Le matin j’avais entendu à la radio une interprétation de Barbara, qui m’avait beaucoup touchée. J’en étais la première surprise car l’interprète n’est pas quelqu’un qui me touche.
Ce saisissant Dis quand reviendras-tu? m’a habité l’esprit et noué le ventre toute la journée.
Noué le ventre et serrée la gorge aussi, à la lecture du livre de Manu Causse : Le bonheur est un déchet toxique : quand Nathanaël continue de s’entretenir intérieurement avec son père.
D’espérer ses conseils.
Père qu’il vient de perdre.
Père qui l’a élevé, porté, construit seul.
À son décès, Nathanael devra donc se reconstruire auprès de sa mère qu’il ne connaît pas du tout.

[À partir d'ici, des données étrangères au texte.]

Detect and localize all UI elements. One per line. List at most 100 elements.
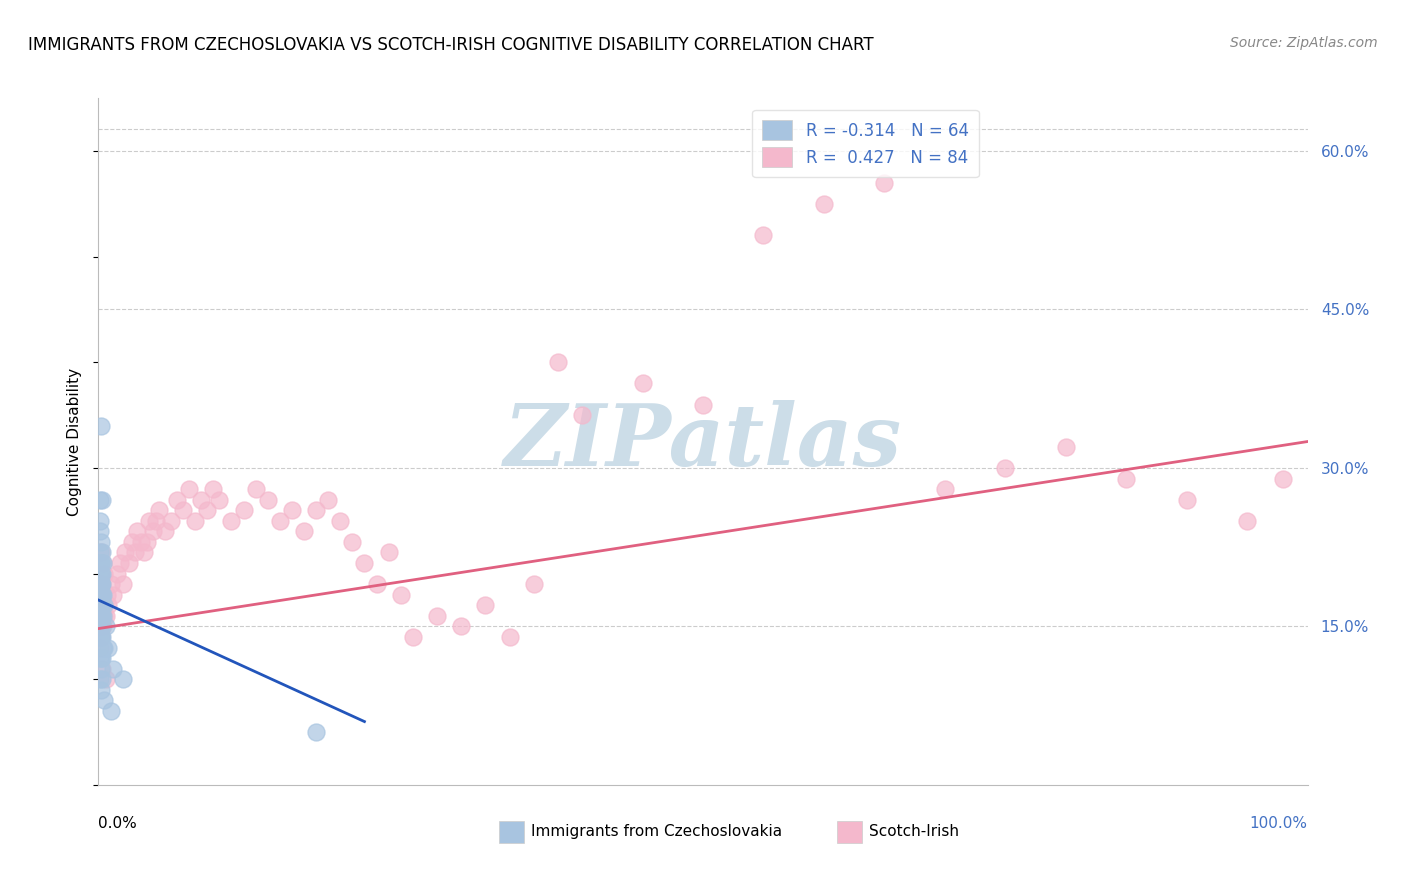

Un père chaleureux, pragmatique, drôle.
Une mère illustrant le cliché de l’écolo-bio-vegan, qui aime comme elle peut, et se ressaisit après avoir sombré dans la dépression et plus encore.
Après avoir broyé du noir, elle s’est mise au vert. Elle a trouvé son équilibre dans cet environnement baba-roots, où Nat fera peu à peu son nid : d’amour, d’habitudes, de potes et de tendresse.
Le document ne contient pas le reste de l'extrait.